Providing web-based resources to increase STEM literacy and inspire the next generation.
Our mission is to increase STEM literacy and inspire the next generation of engineers and scientists by providing effective web-based, standards-aligned in-school and out-of-school learning and teaching resources, through the lens of NASA.
The first rule for teaching is to know your audience. Assessment begins with knowing the audience's needs, and then continually checking to be sure those needs are being met. We must maintain our emphasis on continual reflection and seek feedback from the students and teachers we are serving. Our measuring stick should be “what is best for students and teachers?”
The NASA eClips team works to:
- Achieve STEM literacy and proficient use of STEM practices for all;
- Provide web-based resources informed by best-practice research for formal and non-formal educators to deliver instruction that increases science literacy through confronting identified science misconceptions;
- Collaborate with NASA and other like-minded organizations to bring high-quality STEM resources to teachers and students; and
- Develop resources for students to engineer solutions to problems and empower student-centered learning and content creation.
NASA Spotlites is a new product under the NASA eClips program that provides a unique opportunity for students to engage in STEM learning by:
- Motivating educators to incorporate the engineering design approach to planning and teaching supported by professional development;
- Building an awareness of effective methods to confront student misconceptions; and
- Employing research-based peer-to-peer teaching and learning to address a targeted education gap on confronting science misconceptions.
Watch an example of a NASA Spotlite video produced by students for students!
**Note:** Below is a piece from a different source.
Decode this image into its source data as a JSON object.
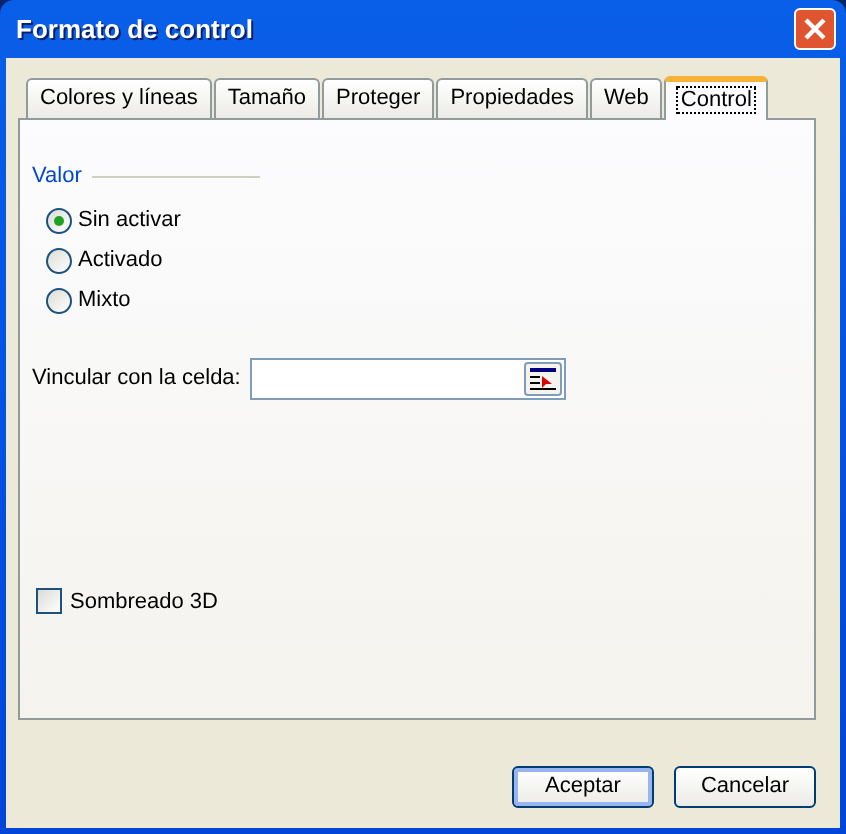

The video, “NASA Spotlite: Atmosphere,” was produced by students at Arlington Tech (Arlington Public Schools in Virginia). Arlington Tech uses an interdisciplinary approach strategies in production of the videos. Chemistry students perform the background research on the topic and then pass the research on to English students to draft scripts. Media students review the drafted scripts, select the one they wish to produce, and then film, edit, and complete production of the video.